Introduction

The NetFlow Logic team is pleased to announce the availability of NetFlow-based DDoS Detection solution. This solution brings new anomalous traffic detection capabilities to businesses by providing early detection of DDoS attack before network devices and servers targeted by DDoS are incapacitated.

DDoS attacks are notoriously difficult to detect timely and defend against. Traditional perimeter based technologies such as firewalls and intrusion detection systems (IDSs) do not provide comprehensive DDoS protection. Solutions positioned inline must be deployed at each endpoint, and are vulnerable in case of a volumetric attack. Typically, solutions require systems to run in "learning" mode, passively monitoring traffic patterns to understand normal behavior and establish a baseline profile. The baseline is later used to detect anomalous network activity, which could be a DDoS attack. These takes a long time to implement and any change in the infrastructure makes baseline obsolete, and results in lots of false positives.

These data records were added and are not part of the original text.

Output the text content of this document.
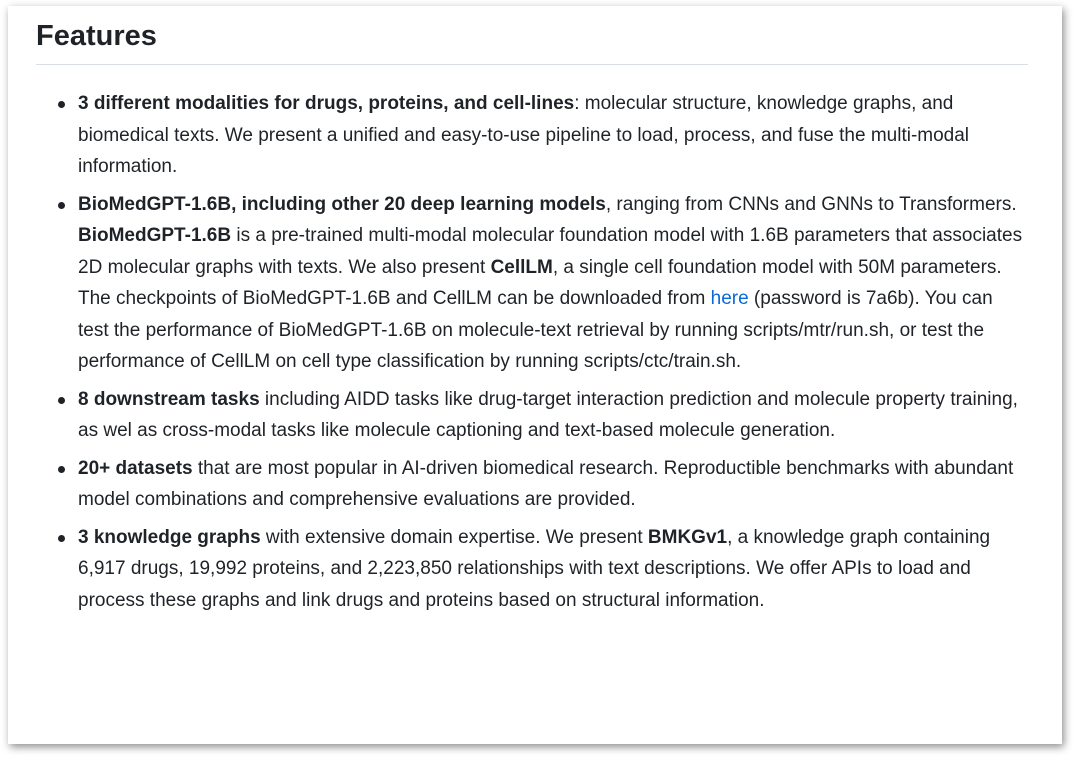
Features
3 different modalities for drugs, proteins, and cell-lines: molecular structure, knowledge graphs, and biomedical texts. We present a unified and easy-to-use pipeline to load, process, and fuse the multi-modal information.
BioMedGPT-1.6B, including other 20 deep learning models, ranging from CNNs and GNNs to Transformers. BioMedGPT-1.6B is a pre-trained multi-modal molecular foundation model with 1.6B parameters that associates 2D molecular graphs with texts. We also present CellLM, a single cell foundation model with 50M parameters.
The checkpoints of BioMedGPT-1.6B and CellLM can be downloaded from here (password is 7a6b). You can test the performance of BioMedGPT-1.6B on molecule-text retrieval by running scripts/mtr/run.sh, or test the performance of CellLM on cell type classification by running scripts/ctc/train.sh.
8 downstream tasks including AIDD tasks like drug-target interaction prediction and molecule property training, as wel as cross-modal tasks like molecule captioning and text-based molecule generation.
20+ datasets that are most popular in AI-driven biomedical research. Reproductible benchmarks with abundant model combinations and comprehensive evaluations are provided.
3 knowledge graphs with extensive domain expertise. We present BMKGv1, a knowledge graph containing 6,917 drugs, 19,992 proteins, and 2,223,850 relationships with text descriptions. We offer APIs to load and process these graphs and link drugs and proteins based on structural information.
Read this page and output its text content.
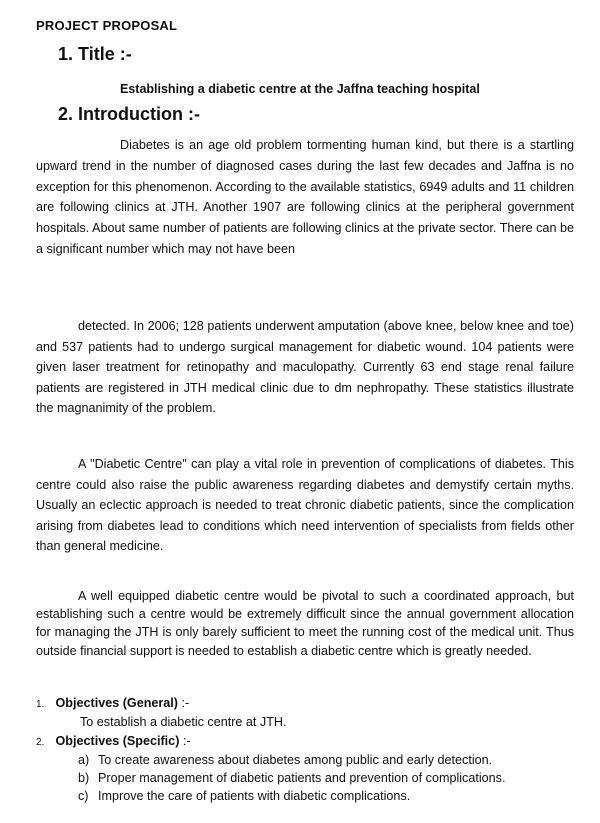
PROJECT PROPOSAL
1. Title :-
Establishing a diabetic centre at the Jaffna teaching hospital
2. Introduction :-
Diabetes is an age old problem tormenting human kind, but there is a startling upward trend in the number of diagnosed cases during the last few decades and Jaffna is no exception for this phenomenon. According to the available statistics, 6949 adults and 11 children are following clinics at JTH. Another 1907 are following clinics at the peripheral government hospitals. About same number of patients are following clinics at the private sector. There can be a significant number which may not have been
detected. In 2006; 128 patients underwent amputation (above knee, below knee and toe) and 537 patients had to undergo surgical management for diabetic wound. 104 patients were given laser treatment for retinopathy and maculopathy. Currently 63 end stage renal failure patients are registered in JTH medical clinic due to dm nephropathy. These statistics illustrate the magnanimity of the problem.
A "Diabetic Centre" can play a vital role in prevention of complications of diabetes. This centre could also raise the public awareness regarding diabetes and demystify certain myths. Usually an eclectic approach is needed to treat chronic diabetic patients, since the complication arising from diabetes lead to conditions which need intervention of specialists from fields other than general medicine.
A well equipped diabetic centre would be pivotal to such a coordinated approach, but establishing such a centre would be extremely difficult since the annual government allocation for managing the JTH is only barely sufficient to meet the running cost of the medical unit. Thus outside financial support is needed to establish a diabetic centre which is greatly needed.
1. Objectives (General) :-
To establish a diabetic centre at JTH.
2. Objectives (Specific) :-
a) To create awareness about diabetes among public and early detection.
b) Proper management of diabetic patients and prevention of complications.
c) Improve the care of patients with diabetic complications.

In contrast to the inline solutions, NetFlow Logic’s DDoS Detector solution is based on the flow information analysis, thus it is not susceptible to volumetric flood attacks. Also, it does not rely on baseline data collection, which may take days or weeks. Instead, NetFlow Logic’s anomalous traffic detection solution uses an innovative approach which makes it operational in 15-20 minutes after deployment.

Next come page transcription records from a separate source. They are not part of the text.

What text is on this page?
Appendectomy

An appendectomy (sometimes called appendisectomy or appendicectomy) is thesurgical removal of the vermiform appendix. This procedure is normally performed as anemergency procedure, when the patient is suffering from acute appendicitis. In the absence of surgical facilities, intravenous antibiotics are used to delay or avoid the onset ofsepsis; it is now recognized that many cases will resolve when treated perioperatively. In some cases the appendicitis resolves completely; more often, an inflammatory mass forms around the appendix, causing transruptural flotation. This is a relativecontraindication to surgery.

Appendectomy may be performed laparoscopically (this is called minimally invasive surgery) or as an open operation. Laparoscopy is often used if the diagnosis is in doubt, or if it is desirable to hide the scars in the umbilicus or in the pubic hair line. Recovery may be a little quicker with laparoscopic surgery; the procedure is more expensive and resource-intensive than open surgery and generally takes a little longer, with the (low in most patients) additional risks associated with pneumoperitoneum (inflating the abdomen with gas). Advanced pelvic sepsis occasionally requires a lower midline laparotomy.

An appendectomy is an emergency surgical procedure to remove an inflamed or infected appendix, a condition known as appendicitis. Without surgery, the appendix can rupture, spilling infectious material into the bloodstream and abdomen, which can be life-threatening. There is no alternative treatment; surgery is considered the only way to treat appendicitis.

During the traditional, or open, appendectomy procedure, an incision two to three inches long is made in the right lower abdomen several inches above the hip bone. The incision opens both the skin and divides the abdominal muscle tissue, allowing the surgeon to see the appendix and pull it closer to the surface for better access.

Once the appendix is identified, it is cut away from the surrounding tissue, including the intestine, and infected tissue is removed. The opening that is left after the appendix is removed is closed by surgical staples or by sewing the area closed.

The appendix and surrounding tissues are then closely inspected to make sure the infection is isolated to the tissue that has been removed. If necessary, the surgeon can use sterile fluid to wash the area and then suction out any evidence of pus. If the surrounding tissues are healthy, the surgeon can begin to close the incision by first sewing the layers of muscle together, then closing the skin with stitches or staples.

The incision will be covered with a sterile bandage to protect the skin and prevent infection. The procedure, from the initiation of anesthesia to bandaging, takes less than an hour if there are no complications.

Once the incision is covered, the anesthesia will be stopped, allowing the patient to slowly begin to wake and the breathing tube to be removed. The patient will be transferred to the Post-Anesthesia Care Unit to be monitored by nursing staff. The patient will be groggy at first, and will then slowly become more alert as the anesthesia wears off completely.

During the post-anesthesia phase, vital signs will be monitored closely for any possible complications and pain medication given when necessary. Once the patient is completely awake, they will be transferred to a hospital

NetFlow Logic’s solution is based on advanced statistical and machine learning methods and consists of several components each analyzing network metadata from a different perspective. Results of the analysis are combined and a final event reporting decision is made. The objective of such “collective mind” approach is false positives reduction.

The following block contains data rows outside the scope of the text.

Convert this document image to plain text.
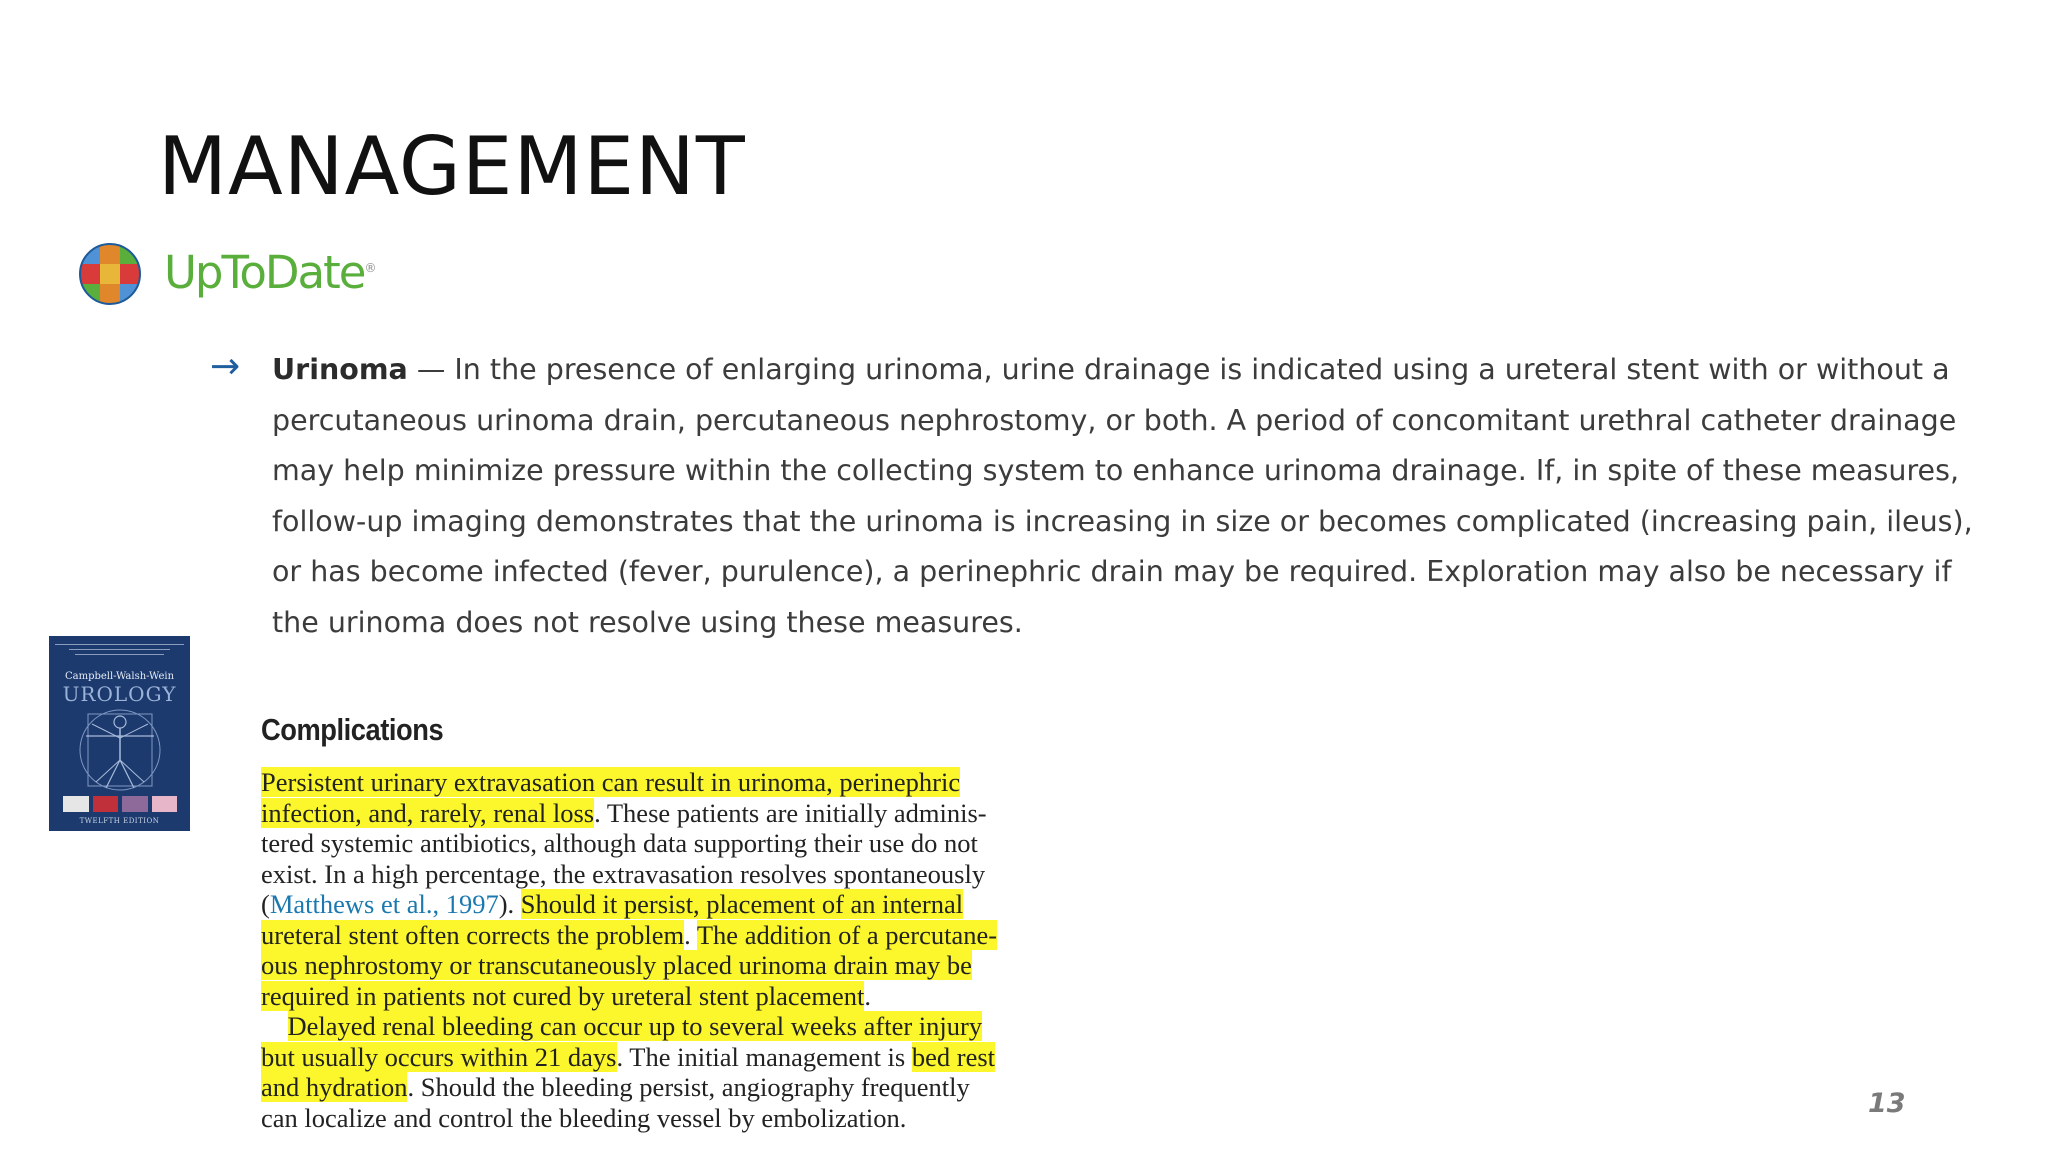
MANAGEMENT
UpToDate®
→ Urinoma — In the presence of enlarging urinoma, urine drainage is indicated using a ureteral stent with or without a
percutaneous urinoma drain, percutaneous nephrostomy, or both. A period of concomitant urethral catheter drainage
may help minimize pressure within the collecting system to enhance urinoma drainage. If, in spite of these measures,
follow-up imaging demonstrates that the urinoma is increasing in size or becomes complicated (increasing pain, ileus),
or has become infected (fever, purulence), a perinephric drain may be required. Exploration may also be necessary if
the urinoma does not resolve using these measures.
Campbell-Walsh-Wein
UROLOGY
TWELFTH EDITION
Complications
Persistent urinary extravasation can result in urinoma, perinephric
infection, and, rarely, renal loss. These patients are initially adminis-
tered systemic antibiotics, although data supporting their use do not
exist. In a high percentage, the extravasation resolves spontaneously
(Matthews et al., 1997). Should it persist, placement of an internal
ureteral stent often corrects the problem. The addition of a percutane-
ous nephrostomy or transcutaneously placed urinoma drain may be
required in patients not cured by ureteral stent placement.
 Delayed renal bleeding can occur up to several weeks after injury
but usually occurs within 21 days. The initial management is bed rest
and hydration. Should the bleeding persist, angiography frequently
can localize and control the bleeding vessel by embolization.	13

The core of NetFlow Logic’s solution is NetFlow Optimizer™ (NFO) and DDoS Detector NFO Module.

NFO is a processing engine for network flow data (NetFlow, IPFIX, sFlow, etc.). It is not a NetFlow collector.

NetFlow Optimizer accepts network flow data from network devices (routers, switches, firewalls), applies analytical algorithms to the data to address various use cases, converts the processed data to a desired format such as syslog or JSON, then sends that processed information to other systems such as 3rd party DDoS mitigation service, or SIEM (e.g. VMware vRealize Log Insight, VMware vRealize Operations, or Splunk Enterprise).